Vulture Funds Are A Disgrace
Debt vultures are nothing new in America – especially in health care. Collection firms can buy medical debts for pennies on the dollar, and then they try aggressively to collect the full amount.
However, this ugly business model also operates on an international scale.
I refer to the ‘Vulture funds’ — who have spent decades honing a predatory playbook, designed to extract maximum profits out of struggling, debt-ridden countries.
The vulture funds business model is based on….
- buying up heavily discounted debt from countries in financial trouble;
- refusing to engage in good faith negotiations to cut debt obligations by a reasonable amount;
- then suing the country to demand full repayment.
Billionaire Paul Singer – a longtime patron of Supreme Court judge Samuel Alito — has made exorbitant profits this way.
Singer was the mastermind behind the legal fight to extract $2.4 billion from the government of Argentina — for bonds that the fund had purchased for $117 million.
Singer went on to spend 15 years hounding Argentina for lapsed debt payments ultimately forcing the country to sacrifice important government services. Singer brazenly strong-armed the country by freezing its assets abroad, and even coercively detaining a naval ship in a foreign port.
The debts were finally settled in Singer’s favor in 2016, after Argentina paid its loan and years of accrued interest, at a 1,270 percent return. Singer won all 11 of the lawsuits his firm filed in New York courts
(Paul Singer is decidedly not a master of the markets; he is just an opportunistic lawyer who has found a niche doing something that most people couldn’t stomach.)
Vulture funds have run the same scenario across the world, targeting countries like Argentina, Greece, Peru, the Republic of Congo (also known as Congo-Brazzaville), as well as Puerto Rico.
Their playbook relies heavily on favorable legal judgments from federal courts in New York — because the majority of sovereign debt contracts around the world are governed by New York State or English law.
For example: in November of 2008, a court ordered Liberia to pay $20 million to two vulture funds investors, Hamsah Investments of the British Virgin Islands and Wall Capital of the Cayman Islands.
The sum was equivalent to 5 percent of the 2009 budget of Liberia, which is recovering from a 14-year civil war that ended in 2003.
The claim was based on a $6.5 million loan to Liberia by former U.S. bank Chemical Bank in 1978. A New York court ruled that Liberia owed $18 million, and the two funds have been trying to collect that sum plus interest.
According to The International Monetary Fund, at least 54 vulture fund companies have taken legal action against 12 of the world’s poorest countries, for claims amounting to $1.5 billion. If a country fails to pay up, the vultures go after the country’s assets abroad, threatening trade, investment and even aid agreements.
Recent Efforts For Reform
The group Debt Justice found that debt payments from lower-income countries will hit a 25-year high by the end of 2023. Today, about 3.3 billion people live in countries where debt interest payments are greater than expenditure on health or education. At least 19 developing nations allocate more money to interest payments than education, and 45 allocate more money to servicing debts than health care spending.
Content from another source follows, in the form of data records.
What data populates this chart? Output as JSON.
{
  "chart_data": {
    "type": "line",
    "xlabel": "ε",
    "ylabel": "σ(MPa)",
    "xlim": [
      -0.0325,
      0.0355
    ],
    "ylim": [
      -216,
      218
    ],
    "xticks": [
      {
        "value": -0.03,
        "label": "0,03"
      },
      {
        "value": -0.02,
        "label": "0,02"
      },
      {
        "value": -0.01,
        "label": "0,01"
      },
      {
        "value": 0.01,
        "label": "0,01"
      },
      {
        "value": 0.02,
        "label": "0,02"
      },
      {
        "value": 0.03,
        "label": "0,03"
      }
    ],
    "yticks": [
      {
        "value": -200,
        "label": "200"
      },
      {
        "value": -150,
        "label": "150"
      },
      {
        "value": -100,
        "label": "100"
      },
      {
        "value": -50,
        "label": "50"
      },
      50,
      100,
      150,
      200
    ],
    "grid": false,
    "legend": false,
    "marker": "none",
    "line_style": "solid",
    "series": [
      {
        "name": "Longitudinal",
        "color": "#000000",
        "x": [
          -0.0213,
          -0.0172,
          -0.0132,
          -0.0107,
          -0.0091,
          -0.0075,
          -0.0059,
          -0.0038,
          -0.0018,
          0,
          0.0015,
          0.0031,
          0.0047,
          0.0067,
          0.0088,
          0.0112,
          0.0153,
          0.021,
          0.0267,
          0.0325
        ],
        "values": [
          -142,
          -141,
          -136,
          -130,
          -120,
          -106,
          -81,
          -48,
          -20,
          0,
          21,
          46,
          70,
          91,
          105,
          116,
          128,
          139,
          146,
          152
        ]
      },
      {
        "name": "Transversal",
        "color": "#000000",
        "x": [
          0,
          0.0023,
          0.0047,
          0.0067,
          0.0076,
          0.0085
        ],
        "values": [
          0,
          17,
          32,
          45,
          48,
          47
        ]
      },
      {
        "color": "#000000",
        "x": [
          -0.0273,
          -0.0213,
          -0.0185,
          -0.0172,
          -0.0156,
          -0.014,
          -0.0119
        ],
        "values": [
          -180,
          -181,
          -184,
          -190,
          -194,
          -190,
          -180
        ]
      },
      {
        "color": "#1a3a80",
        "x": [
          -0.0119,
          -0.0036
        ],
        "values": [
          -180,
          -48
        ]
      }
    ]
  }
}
Reformers are focused on a concept called “model law,” developed by Duke University law professor Steven Schwarcz and the International Insolvency Institute. The bill would create a framework for distressed countries to restructure their debt with creditors, similar to the current process for corporations undergoing bankruptcy.
“It’s a bankruptcy process for countries,” said Jose Gonzalez, director of data initiatives for New York Communities for Change (NYCC) and an advocate for the bill.
Michael Kink, executive director of the Strong Economy for All Coalition — a New York-based economic justice network pushing for legislative action on sovereign debt reform.
“We’re trying to reduce the power of these insanely, historically, bombastically greedy hedge fund managers that seem willing to destroy millions of lives to make explosive, never-before-seen-in-the-history-of-profits profits,” said Kink.
Another way to make extortion more difficult is for all newly issued bonds to have collective action clauses. These clauses provide that if a future supermajority of bondholders agrees to a restructuring, would-be vultures will be unable to enforce their own greedy terms.